The Labor Party’s planned modifications to negative gearing and capital gains tax will bring consequences to both tenants and landlords, a new report from the Housing Industry Association (HIA) predicts.
“HIA has always said that changes to negative gearing and capital gains tax for housing are bad policy,” said Graham Wolfe, HIA managing director.
Wolfe said that rental supply is crucial, noting 2018’s September quarter when Sydney rents dropped in real terms for the first time since December 2006.
“The recent additional supply of rental properties has underpinned the improvement in rental affordability. Changing the tax treatment on residential investment properties risks undoing the good work and lifting rental prices,” he said.
Research commissioned by HIA and conducted by JWS Research, revealed that 52% of the respondents believe rents will rise as a negative impact of the changes.

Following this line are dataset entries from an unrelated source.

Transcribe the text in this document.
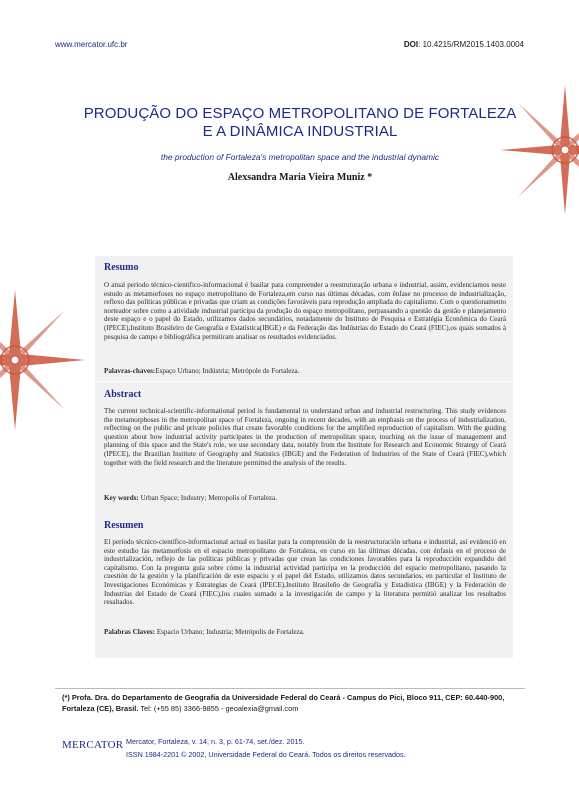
www.mercator.ufc.br	DOI: 10.4215/RM2015.1403.0004
PRODUÇÃO DO ESPAÇO METROPOLITANO DE FORTALEZA
E A DINÂMICA INDUSTRIAL
the production of Fortaleza's metropolitan space and the industrial dynamic
Alexsandra Maria Vieira Muniz *
Resumo
O atual período técnico-científico-informacional é basilar para compreender a reestruturação urbana e industrial, assim, evidenciamos neste estudo as metamorfoses no espaço metropolitano de Fortaleza,em curso nas últimas décadas, com ênfase no processo de industrialização, reflexo das políticas públicas e privadas que criam as condições favoráveis para reprodução ampliada do capitalismo. Com o questionamento norteador sobre como a atividade industrial participa da produção do espaço metropolitano, perpassando a questão da gestão e planejamento deste espaço e o papel do Estado, utilizamos dados secundários, notadamente do Instituto de Pesquisa e Estratégia Econômica do Ceará (IPECE),Instituto Brasileiro de Geografia e Estatística(IBGE) e da Federação das Indústrias do Estado do Ceará (FIEC),os quais somados à pesquisa de campo e bibliográfica permitiram analisar os resultados evidenciados.
Palavras-chaves:Espaço Urbano; Indústria; Metrópole de Fortaleza.
Abstract
The current technical-scientific-informational period is fundamental to understand urban and industrial restructuring. This study evidences the metamorphoses in the metropolitan space of Fortaleza, ongoing in recent decades, with an emphasis on the process of industrialization, reflecting on the public and private policies that create favorable conditions for the amplified reproduction of capitalism. With the guiding question about how industrial activity participates in the production of metropolitan space, touching on the issue of management and planning of this space and the State's role, we use secondary data, notably from the Institute for Research and Economic Strategy of Ceará (IPECE), the Brazilian Institute of Geography and Statistics (IBGE) and the Federation of Industries of the State of Ceará (FIEC),which together with the field research and the literature permitted the analysis of the results.
Key words: Urban Space; Industry; Metropolis of Fortaleza.
Resumen
El período técnico-científico-informacional actual es basilar para la comprensión de la reestructuración urbana e industrial, así evidenció en este estudio las metamorfosis en el espacio metropolitano de Fortaleza, en curso en las últimas décadas, con énfasis en el proceso de industrialización, reflejo de las políticas públicas y privadas que crean las condiciones favorables para la reproducción expandido del capitalismo. Con la pregunta guía sobre cómo la industrial actividad participa en la producción del espacio metropolitano, pasando la cuestión de la gestión y la planificación de este espacio y el papel del Estado, utilizamos datos secundarios, en particular el Instituto de Investigaciones Económicas y Estrategias de Ceará (IPECE),Instituto Brasileño de Geografía y Estadística (IBGE) y la Federación de Industrias del Estado de Ceará (FIEC),los cuales sumado a la investigación de campo y la literatura permitió analizar los resultados resaltados.
Palabras Claves: Espacio Urbano; Industria; Metrópolis de Fortaleza.
(*) Profa. Dra. do Departamento de Geografia da Universidade Federal do Ceará - Campus do Pici, Bloco 911, CEP: 60.440-900, Fortaleza (CE), Brasil. Tel: (+55 85) 3366-9855 - geoalexia@gmail.com
MERCATOR Mercator, Fortaleza, v. 14, n. 3, p. 61-74, set./dez. 2015.
ISSN 1984-2201 © 2002, Universidade Federal do Ceará. Todos os direitos reservados.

HIA also found that 92% of renters aspire to buy their own home, and Labor’s proposed changes will weigh heavily on this group’s savings plans.
“If these changes are made, rents will rise as supply dries up due to a lack of investment in new housing. This will make renting a home less affordable. If rents rise, renters saving for a deposit for their own home will take a backward step,” said Wolfe.

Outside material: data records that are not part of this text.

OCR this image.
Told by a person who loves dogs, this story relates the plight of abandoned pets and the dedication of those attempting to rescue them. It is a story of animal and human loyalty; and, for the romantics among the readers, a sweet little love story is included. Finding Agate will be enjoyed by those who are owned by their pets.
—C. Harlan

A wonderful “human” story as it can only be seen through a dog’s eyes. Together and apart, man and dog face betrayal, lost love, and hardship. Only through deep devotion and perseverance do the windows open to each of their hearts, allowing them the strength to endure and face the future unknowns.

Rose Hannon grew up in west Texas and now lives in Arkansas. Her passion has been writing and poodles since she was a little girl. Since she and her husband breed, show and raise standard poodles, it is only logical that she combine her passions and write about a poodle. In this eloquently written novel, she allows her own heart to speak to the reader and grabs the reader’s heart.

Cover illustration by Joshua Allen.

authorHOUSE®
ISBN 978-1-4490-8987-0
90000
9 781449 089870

The Labor Party plans to limit negative gearing on newly built properties, which means that net losses, including interest cost, will be permitted to be offset against an investors’ total taxable income. At the same time, the tax will be payable on 75% rather than 50% of a property’s capital gain.
These changes are anti-investment, according to Wolfe. “They fail to recognise that private rental accommodation provides homes for almost three million families and reducing the supply of private rental homes will only lead to an increase in rents,” he said.
Wolfe believes that the problem with housing affordability cannot be solved by taxing housing.
“Yet this policy seeks to do just that,” he said.